Apple filed the so-called on Friday in a lawsuit against OpenAI and its hardware chief for allegedly stealing the iPhone maker’s trade secrets, including unpublished parts and prototypes, confidential designs and stealth design documents.
The lawsuit accuses OpenAI chief hardware officer Tang Tan, who spent 24 years at Apple and oversaw iPhone product design, and his colleagues at the AI company of encouraging people leaving or considering leaving Apple to bring proprietary and unpublished technology with them. Tan allegedly helped train recruits to circumvent Apple’s data security protocols and directed them to bring confidential Apple parts to interviews at OpenAI.
“OpenAI’s nascent hardware business currently rests on the shakiest of foundations, rotten to its core by its illegal reliance on misappropriated trade secrets,” Apple claims in a lawsuit filed in U.S. District Court in San Jose. The company describes OpenAI as resorting to “cutting illegal shortcuts” under “increasing pressure to deliver its first commercial hardware product.”
OpenAI and Tan did not immediately respond to requests for comment.
Apple spokeswoman Hannah Smith says the company “will always defend the hard work and innovation of our teams, and we take every appropriate step to do so.”
The lawsuit sets up a high-stakes fight and the most dramatic fight over intellectual property theft in Silicon Valley since autonomous ride-hailing company Waymo in 2017 accused Uber of stealing hardware designs after it approached a former Waymo engineer who left with thousands of confidential files. Uber agreed to pay $245 million to settle the lawsuit at trial next year.
Apple and OpenAI have been partners since 2024, when the companies announced the breakthrough solution agreement to distribute ChatGPT on iPhones, Macbooks and iPads. But the relationship has deteriorated in recent years, prompting Apple to rely more on Google’s Gemini AI technology as the basis for the company’s internal artificial intelligence models. OpenAI and Apple are expected to compete more fiercely in the emerging market for AI-powered consumer devices in the coming years.
The lawsuit says OpenAI hired more than 400 former Apple employees. This includes several former Apple veterans who lead the development of AI-powered consumer devices at OpenAI. Last year, OpenAI paid $6.5 billion to acquire a startup called io Products, which was co-founded by longtime Apple executives including Tan, Scott Cannon, Evans Hankey and famed designer Jony Ive.
io Products and Chang Liu, an electrical engineer at OpenAI who worked at Apple until January, were also named as defendants in the lawsuit. (Liu did not immediately respond to a request for comment.)
Apple’s investigation into the alleged theft is based on data and messages collected from employee devices. The lawsuit says the company noticed the alleged theft earlier this year after Liu never returned his laptop and wrote to a former colleague that he still had access to Apple’s internal file-sharing system. (Apple says in its filing that Liu’s access was enabled by a bug that has since been fixed.)
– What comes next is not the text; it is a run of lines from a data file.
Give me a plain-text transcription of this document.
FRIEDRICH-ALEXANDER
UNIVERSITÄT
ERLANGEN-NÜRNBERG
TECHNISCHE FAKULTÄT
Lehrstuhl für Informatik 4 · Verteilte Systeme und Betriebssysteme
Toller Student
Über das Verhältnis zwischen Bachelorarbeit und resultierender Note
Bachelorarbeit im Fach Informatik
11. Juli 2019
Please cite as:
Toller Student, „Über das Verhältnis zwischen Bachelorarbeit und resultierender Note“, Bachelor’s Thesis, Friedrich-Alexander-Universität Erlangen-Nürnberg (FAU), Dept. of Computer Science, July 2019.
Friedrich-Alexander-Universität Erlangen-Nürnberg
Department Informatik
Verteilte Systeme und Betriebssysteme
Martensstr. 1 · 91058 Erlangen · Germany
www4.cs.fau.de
The lawsuit said Liu “downloaded dozens of confidential Apple files related to hardware,” including a presentation on the production and testing of complicated circuit boards used in Apple hardware. He adds that Liu also trained an Apple employee he was recruiting to OpenAI on how to “avoid problems with the security team” when copying confidential Apple files.”
In February, Apple wrote to OpenAI expressing initial concerns about the alleged theft, but received no response. This led to further investigation and the filing of a lawsuit.
Apple learned that Tan had emailed himself information about the company’s suppliers before he left. Apple says other employees leaving for OpenAI did the same. Additionally, Tan “directed job candidates who continue to work for Apple to bring ‘real Apple parts’ to job interviews in ‘show-and-tell’ sessions, where he and his team at OpenAI can obtain even more confidential Apple information,” the lawsuit alleges, listing batteries, logic boards and shields as sought-after components.